The reason I moved to D.C. was to give myself options. To explore something new. I didn’t like that somewhere in the back of my head I had the idea that staying at American would be better if I wanted some kind of future with Vaughn.
It was still too early to try to call Garrett. He hadn’t texted or called last night. I felt guilt worm through me. I hadn’t thought about him until now. The desperation I had felt vanished when Vaughn came over.
Did that make me a terrible sister? Did it make me heartless and cold? Was I so used to Garrett’s threats and wild ideas that I could ignore them for a night when he may have needed me most? Who was more selfish?
I twisted my hands together. I no longer saw the images on my screen. I was lost. I needed more coffee—or air. I needed space away from the incessant clicking that came from Addie’s tongue when she spoke.
I mouthed to her that I’d be back in a few minutes. I pushed through the lobby, ignoring the long faces of the women already lined up for the morning. Meg looked confused.

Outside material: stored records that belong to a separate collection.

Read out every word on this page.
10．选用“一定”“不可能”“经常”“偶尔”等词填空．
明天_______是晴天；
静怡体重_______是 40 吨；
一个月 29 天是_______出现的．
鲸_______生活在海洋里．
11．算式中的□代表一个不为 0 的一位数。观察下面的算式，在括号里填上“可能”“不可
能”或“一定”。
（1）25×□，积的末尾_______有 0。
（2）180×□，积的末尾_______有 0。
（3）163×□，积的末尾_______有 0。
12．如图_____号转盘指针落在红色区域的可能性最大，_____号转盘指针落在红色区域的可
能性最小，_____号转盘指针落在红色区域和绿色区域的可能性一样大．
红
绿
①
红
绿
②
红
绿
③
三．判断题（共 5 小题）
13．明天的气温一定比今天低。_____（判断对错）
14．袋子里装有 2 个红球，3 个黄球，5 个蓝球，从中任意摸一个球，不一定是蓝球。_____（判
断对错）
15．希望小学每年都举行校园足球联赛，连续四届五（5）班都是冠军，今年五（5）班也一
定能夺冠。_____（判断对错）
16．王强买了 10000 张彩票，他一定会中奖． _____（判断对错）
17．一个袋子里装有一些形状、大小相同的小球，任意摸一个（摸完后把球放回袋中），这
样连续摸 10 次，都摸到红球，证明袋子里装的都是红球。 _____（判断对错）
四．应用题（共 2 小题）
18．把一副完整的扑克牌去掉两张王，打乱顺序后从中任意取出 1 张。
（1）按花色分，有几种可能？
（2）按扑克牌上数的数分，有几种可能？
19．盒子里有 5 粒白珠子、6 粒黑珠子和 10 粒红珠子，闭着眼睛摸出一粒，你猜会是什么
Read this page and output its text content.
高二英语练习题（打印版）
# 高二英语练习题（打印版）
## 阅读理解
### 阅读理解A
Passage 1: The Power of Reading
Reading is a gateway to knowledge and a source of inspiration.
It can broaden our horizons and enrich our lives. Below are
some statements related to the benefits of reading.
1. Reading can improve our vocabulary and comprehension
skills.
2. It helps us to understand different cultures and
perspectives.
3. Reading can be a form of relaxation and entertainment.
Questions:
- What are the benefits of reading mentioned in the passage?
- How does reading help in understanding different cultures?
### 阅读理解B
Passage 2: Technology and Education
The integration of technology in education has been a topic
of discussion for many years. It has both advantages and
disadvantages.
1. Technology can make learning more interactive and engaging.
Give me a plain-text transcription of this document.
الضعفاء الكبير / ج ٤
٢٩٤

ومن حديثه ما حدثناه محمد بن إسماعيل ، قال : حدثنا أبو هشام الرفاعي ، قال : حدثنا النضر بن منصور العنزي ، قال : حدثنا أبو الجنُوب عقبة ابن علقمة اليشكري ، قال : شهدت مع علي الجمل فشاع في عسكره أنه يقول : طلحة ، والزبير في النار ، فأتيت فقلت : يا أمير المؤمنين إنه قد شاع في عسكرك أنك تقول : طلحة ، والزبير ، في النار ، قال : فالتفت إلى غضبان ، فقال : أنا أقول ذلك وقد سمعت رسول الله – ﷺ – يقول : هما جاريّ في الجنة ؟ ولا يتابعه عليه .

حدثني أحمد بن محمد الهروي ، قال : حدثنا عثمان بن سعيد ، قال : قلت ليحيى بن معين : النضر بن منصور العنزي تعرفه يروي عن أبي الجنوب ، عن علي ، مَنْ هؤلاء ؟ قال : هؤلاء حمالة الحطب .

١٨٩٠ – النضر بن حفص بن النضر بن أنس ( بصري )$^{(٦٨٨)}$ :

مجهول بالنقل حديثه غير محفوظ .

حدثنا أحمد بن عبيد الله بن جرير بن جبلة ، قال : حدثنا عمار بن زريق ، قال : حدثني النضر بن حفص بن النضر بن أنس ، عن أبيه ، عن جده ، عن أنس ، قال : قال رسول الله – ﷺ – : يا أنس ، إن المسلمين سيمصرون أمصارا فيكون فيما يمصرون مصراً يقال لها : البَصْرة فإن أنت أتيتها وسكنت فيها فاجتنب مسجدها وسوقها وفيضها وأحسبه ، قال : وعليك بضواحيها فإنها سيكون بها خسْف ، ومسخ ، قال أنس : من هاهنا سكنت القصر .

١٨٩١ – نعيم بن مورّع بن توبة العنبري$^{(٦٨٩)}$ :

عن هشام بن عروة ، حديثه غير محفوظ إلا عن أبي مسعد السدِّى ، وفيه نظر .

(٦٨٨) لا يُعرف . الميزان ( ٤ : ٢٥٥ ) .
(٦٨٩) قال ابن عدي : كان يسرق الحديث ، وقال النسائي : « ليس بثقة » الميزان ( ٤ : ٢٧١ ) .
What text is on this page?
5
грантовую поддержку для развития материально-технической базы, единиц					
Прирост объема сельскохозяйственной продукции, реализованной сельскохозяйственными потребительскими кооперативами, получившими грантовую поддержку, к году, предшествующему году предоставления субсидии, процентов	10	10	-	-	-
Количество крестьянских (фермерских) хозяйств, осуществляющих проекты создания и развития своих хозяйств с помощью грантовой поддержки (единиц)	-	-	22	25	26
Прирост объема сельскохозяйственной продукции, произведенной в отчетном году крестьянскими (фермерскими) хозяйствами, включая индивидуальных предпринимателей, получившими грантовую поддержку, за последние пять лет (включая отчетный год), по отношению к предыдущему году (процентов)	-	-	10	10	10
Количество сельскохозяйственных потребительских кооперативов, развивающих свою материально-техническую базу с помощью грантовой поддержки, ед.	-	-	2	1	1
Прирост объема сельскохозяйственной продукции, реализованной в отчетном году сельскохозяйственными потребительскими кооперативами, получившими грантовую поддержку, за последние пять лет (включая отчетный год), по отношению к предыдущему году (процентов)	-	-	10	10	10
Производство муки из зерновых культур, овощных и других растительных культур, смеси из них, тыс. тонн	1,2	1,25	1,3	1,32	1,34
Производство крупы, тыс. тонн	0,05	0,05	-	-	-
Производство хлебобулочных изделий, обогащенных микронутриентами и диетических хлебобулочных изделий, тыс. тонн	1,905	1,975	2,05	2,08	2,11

“Be right back,” I explained.
There was a small campus store a few minutes from our building. I headed that direction. At least if I returned with a fresh cup it will have looked like I accomplished something.
I stood in line to fill a cardboard cup, reading the headlines of the newspapers and magazines while I waited. Students talked about classes. I overheard someone mention plans for fall break. That was next month.
I paid for my coffee and stepped into the sunlight. D.C. had already said goodbye to the sweltering summer. There was a new coolness in the air.